Today I checked in on the server and found spewed all over the console window:
eth0: command 0x5800 did not complete! Status=0xffff eth0: Resetting the Tx ring pointer. NETDEV WATCHDOG: eth0: transmit timed out eth0: transmit timed out, tx_status ff status ffff. diagnostics: net ffff media ffff dma ffffffff. eth0: Transmitter encountered 16 collisions -- network cable problem? eth0: Interrupt posted but not delivered -- IRQ blocked by another device? Flags; bus-master 1, dirty 47985(1) current 48001(1) Transmit list ffffffff vs. f7cea240. eth0: command 0x3002 did not complete! Status=0xffff 0: @f7cea200 length 8000002a status 8000002a 1: @f7cea240 length 8000002a status 0000002a 2: @f7cea280 length 8000002a status 0000002a 3: @f7cea2c0 length 8000002a status 0000002a 4: @f7cea300 length 8000002a status 0000002a 5: @f7cea340 length 8000002a status 0000002a 6: @f7cea380 length 8000002a status 0000002a 7: @f7cea3c0 length 8000002a status 0000002a 8: @f7cea400 length 8000002a status 0000002a 9: @f7cea440 length 8000002a status 0000002a 10: @f7cea480 length 8000002a status 0000002a 11: @f7cea4c0 length 8000002a status 0000002a 12: @f7cea500 length 8000002a status 0000002a 13: @f7cea540 length 8000002a status 0000002a 14: @f7cea580 length 8000002a status 0000002a 15: @f7cea5c0 length 8000002a status 8000002a wait_on_irq, CPU 0: irq: 0 [ 0 0 ] bh: 1 [ 0 1 ] Stack dumps: CPU 1:00000000 00000000 00000000 00000000 00000000 00000000 00000000 00000000 00000000 00000000 00000000 00000000 00000000 00000000 00000000 00000000 00000000 00000000 00000000 00000000 00000000 00000000 00000000 00000000 Call Trace: CPU 0:c1f31f2c 00000000 00000000 ffffffff 00000000 c0109a5d c029d094 00000000 f6a2c000 c0108d22 00000000 c02c5ce4 c02001a4 ecf7a000 c1f31f98 c0115621 ecf7a000 f6a2c368 c02c5ce4 c1f31f8c c1f30664 c1f30000 c011c5cf f6a2c000 Call Trace: [<C0109A5D>] [<C0108D22>] [<C02001A4>] [<C0115621>] [<C011C5CF>] [<C0125234>] [<C0125070>] [<C0105000>] [<C010588B>] [<C0125070>]
eth0
, by the way, is the network interface.
The harddrives were still running the test I left them to, and no errors whatsoever.
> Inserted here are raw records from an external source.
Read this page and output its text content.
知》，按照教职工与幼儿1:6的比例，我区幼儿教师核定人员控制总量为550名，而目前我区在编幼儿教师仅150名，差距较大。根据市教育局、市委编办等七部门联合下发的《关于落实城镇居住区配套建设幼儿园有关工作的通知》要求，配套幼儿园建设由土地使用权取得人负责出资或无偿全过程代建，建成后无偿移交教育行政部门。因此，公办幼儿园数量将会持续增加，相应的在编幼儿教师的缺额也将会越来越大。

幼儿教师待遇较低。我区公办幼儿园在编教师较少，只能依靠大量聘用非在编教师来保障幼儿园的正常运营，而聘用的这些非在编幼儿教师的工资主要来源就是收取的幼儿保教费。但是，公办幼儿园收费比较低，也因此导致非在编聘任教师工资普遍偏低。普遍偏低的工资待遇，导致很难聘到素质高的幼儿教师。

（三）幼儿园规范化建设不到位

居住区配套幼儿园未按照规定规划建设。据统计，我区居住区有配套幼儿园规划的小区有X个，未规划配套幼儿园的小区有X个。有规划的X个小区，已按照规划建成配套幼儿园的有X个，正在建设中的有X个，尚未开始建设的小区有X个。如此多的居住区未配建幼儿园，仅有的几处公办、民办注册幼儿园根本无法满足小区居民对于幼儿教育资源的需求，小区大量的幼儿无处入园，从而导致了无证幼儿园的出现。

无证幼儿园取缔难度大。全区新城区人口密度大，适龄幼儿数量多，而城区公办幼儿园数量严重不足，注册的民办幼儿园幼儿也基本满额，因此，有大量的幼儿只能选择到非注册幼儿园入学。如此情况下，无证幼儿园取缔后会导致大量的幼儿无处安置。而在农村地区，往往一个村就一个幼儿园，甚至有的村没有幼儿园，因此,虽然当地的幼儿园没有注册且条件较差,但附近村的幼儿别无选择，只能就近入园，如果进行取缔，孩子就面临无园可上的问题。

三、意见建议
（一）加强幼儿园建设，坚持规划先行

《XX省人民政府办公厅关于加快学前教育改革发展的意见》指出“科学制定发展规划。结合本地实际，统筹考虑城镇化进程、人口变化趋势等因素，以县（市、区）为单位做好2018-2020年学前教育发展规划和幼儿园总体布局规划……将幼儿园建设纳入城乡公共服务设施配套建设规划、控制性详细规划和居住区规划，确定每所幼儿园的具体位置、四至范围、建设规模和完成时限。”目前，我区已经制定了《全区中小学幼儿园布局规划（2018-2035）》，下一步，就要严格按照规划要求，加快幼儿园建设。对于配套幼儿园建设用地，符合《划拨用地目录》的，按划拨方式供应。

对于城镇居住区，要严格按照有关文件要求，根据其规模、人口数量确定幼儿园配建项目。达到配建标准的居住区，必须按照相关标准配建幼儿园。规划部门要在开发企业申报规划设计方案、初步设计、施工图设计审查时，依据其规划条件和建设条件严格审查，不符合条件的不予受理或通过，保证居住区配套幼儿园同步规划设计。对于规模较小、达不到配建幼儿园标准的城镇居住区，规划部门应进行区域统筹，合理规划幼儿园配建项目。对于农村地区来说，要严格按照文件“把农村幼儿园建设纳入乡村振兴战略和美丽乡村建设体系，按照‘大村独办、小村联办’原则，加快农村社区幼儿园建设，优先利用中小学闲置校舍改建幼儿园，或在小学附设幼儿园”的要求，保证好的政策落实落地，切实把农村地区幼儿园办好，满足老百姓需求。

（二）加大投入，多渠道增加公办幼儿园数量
Dan, the network engineer, did admit to borrowing the network cable that was plugged into that server earlier this morning, and that was enough to trigger the slew of errors I saw (and I did thank him for doing that—otherwise I don't think I would have ever found what the problem might have been).
Well (and it's here I wished I remembered to take pictures).
The rack mounted case the system is in is not very tall, and certainly not tall enough to house a PCI card. So in one of the PCI slots was special card with PCI slots on it, such that you could now mount cards parallel to the motherboard (instead of perpendicular). Only you couldn't use the existing mounting bracket on the PCI card in question. So the mounting bracket on the network card had been removed, and only held in place by the friction between the card and the slot itself.
Not a stable connection.
Problems with this server only really started when some equipment was removed from the cabinet it was in, and I'm guessing the network cable was bumped just enough to make life interesting.
On the plus side, that means the server doesn't need to be replaced or even rebuilt (thankfully!).